Google Chrome compte utiliser des solutions embarquées, du code tiers incorporé par ses soins. C'est le cas pour Flash et un lecteur PDF. Mozilla foundation préfère le code externe : Il existe déjà PDF.js qui est un lecteur de PDF en javascript, et normalement est censé avancer Shumway, un player Flash en javascript lui aussi. Clairement, le constructeur de Firefox souhaite une interopérabilité avec les autres navigateurs.

Concernant les plugins créés par Google ces dernières années, les versions HTML5 attendaient juste une stabilisation des API standards sur lesquelles elles reposent pour être lancées. Google Hangout par exemple, repose sur les API Media Capture et WebRTC. Devinez qui a été stabilisé en Août ?

Agonie

Dès Décembre, à la prochaine release de Firefox, il faudra cliquer pour activer un plugin. Cela ne vous rappelle rien ?

Internet Explorer : press ok to continue the loading of the page
Eh oui, le procès Eolas !

À partir de Janvier, Google Chrome n'acceptera plus aucun plugin extérieur au navigateur, avant de définitivement les retirer à moyen terme. Les seules exceptions seront Flash et l'exécuteur de code NaCl. Il y aura une période de transition, mais elle ne sera pas longue.

En fait, un mouvement de développeurs au sein de la Mozilla Foundation propose le retrait total des plugins au plus vite, en représailles à Adobe qui ne maintient plus à jour son plugin Flash sous Linux et Mac.

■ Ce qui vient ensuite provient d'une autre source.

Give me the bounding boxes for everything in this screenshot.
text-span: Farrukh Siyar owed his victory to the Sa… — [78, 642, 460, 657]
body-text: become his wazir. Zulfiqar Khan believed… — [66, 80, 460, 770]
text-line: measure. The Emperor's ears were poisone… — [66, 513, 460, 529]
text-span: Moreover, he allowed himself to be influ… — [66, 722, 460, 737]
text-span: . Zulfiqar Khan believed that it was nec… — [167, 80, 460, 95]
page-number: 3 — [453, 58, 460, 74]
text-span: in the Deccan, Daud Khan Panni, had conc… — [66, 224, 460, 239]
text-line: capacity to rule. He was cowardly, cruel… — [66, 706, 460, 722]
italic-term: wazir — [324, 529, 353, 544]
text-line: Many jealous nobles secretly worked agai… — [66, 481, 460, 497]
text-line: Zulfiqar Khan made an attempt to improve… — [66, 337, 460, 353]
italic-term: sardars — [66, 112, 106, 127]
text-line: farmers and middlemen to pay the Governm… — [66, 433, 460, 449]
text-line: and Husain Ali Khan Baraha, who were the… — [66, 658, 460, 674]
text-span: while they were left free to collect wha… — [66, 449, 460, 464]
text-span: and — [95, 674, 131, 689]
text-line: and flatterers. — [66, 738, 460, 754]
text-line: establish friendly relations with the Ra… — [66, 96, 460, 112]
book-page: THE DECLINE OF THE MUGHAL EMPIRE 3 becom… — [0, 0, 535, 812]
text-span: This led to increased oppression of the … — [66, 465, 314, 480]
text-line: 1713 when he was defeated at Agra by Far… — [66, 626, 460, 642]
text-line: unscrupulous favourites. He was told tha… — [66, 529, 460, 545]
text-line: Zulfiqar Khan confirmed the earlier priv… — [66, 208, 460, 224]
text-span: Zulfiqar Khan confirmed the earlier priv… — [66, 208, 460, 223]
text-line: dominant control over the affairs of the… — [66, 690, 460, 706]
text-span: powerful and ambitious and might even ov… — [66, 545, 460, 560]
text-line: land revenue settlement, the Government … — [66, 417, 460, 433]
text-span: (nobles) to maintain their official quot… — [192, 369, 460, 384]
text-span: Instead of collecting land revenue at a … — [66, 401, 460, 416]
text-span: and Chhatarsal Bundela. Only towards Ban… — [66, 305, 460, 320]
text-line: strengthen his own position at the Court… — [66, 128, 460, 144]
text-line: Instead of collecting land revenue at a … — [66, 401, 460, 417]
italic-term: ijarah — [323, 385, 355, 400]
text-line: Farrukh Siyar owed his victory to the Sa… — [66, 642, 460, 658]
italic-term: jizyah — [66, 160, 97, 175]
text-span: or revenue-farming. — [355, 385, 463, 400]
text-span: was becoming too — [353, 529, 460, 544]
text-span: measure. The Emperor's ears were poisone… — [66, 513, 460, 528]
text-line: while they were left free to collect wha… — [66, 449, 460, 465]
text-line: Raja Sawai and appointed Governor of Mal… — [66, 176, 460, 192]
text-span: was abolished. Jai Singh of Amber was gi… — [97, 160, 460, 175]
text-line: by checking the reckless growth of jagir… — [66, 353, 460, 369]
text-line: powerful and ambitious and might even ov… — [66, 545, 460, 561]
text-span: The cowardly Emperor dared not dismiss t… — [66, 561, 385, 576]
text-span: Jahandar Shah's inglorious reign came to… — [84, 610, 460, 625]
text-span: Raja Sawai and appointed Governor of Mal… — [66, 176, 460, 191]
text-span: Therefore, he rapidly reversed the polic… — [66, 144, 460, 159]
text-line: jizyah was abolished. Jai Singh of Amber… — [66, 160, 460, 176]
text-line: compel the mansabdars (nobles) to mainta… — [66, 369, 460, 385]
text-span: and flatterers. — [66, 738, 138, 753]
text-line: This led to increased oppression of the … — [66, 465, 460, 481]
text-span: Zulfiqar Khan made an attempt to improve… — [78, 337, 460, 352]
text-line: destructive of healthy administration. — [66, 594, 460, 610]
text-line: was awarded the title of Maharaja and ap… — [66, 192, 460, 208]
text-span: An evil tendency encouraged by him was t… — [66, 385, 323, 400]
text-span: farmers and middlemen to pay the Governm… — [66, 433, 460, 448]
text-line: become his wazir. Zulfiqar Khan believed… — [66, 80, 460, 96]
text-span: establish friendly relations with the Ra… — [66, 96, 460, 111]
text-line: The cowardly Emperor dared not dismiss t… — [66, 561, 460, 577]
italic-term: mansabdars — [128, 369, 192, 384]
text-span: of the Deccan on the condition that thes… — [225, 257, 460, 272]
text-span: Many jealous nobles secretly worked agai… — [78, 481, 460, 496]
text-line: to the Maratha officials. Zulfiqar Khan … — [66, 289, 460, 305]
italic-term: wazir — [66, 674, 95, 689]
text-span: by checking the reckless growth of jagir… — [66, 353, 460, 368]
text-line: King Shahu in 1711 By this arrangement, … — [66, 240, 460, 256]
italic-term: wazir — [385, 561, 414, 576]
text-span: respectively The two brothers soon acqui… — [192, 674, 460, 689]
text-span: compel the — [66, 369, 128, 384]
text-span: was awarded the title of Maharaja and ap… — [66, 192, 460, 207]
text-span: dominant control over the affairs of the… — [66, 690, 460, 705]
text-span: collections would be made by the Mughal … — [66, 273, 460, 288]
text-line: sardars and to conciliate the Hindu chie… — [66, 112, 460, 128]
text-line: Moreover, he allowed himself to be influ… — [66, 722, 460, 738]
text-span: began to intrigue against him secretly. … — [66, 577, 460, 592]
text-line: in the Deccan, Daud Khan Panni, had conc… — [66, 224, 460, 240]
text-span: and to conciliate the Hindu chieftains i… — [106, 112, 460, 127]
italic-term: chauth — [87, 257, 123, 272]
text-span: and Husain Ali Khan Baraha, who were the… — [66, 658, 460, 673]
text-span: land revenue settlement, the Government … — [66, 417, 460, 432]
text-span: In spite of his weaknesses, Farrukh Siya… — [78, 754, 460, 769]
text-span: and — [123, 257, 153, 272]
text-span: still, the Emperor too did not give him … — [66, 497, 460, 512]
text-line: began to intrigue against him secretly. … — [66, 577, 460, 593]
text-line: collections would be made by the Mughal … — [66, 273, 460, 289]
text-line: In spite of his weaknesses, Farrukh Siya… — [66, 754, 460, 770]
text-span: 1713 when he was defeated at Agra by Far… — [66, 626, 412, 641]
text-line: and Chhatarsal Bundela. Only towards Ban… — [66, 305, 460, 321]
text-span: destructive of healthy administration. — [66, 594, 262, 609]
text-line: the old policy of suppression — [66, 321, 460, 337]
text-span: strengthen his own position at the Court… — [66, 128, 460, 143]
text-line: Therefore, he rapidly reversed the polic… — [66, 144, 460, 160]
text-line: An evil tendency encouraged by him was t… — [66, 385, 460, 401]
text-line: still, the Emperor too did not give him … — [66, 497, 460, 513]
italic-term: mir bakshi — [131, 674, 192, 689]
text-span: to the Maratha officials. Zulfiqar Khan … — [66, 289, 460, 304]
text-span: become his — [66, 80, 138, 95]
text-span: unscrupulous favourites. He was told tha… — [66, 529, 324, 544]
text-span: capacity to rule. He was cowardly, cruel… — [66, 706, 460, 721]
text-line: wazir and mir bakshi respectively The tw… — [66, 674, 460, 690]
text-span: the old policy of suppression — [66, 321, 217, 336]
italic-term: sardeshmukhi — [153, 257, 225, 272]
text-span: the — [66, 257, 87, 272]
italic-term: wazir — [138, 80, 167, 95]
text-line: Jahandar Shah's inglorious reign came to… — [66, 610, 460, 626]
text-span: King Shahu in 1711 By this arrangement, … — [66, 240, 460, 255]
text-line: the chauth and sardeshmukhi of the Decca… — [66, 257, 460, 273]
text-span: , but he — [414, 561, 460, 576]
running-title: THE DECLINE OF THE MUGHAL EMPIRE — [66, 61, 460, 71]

Et si la position d'Apple reste inconnue, Microsoft avait failli débrancher tous les plugins dès la sortie de Windows 8. Oui, même Silverlight et Flash ; Et il faut saluer la boîte à fromage de Redmond qui a totalement transformé ses principaux sites pour qu'ils ne reposent que sur du HTML pur et propre. Bravo (sincère) Microsoft !

Mort

La mort des verrues purulentes du web que sont les plugins, c'est l'arrivée définitive du web sémantique, de l'accessibilité, de l'interopérabilité.
Vœu pieux, mais désormais, rien n'empêchera d'être propre.
Finies, les petites roues…

Le problème, ce sont les 5% de plugins (en proportion d'installation relevées par Google) utilisés dans des cadres industriels, du type insertion d'Excel, de Lotus Notes ou de scanner. Et là, on aura pas le choix : Soit on commet l'irresponsabilité d'interdire à nos clients de se mettre à jour, soit il faut tout reprendre à zéro. Finie cet âge stupide où l'on pariait sur la longue traîne des mises-à-jour. Les navigateurs font ça comme des grands, 90% du parc en moins de deux semaines, c'est plus simple en terme de sécu utilisateurs.

Il reste néanmoins les solutions LTS. Qui ne dureront pas plus de deux ans.
C'est acceptable dans les administrations ou les très grandes entreprises (certaines banques ne sont toujours pas prêtes à abandonner MSIE 6 en interne), c'est-à-dire des structures capable de crâmer des millions en DSI fan de Lotus Notes et en pare-feu Cisco Office.
Mais c'est idiot pour les PME/TPE, les particuliers et les associations.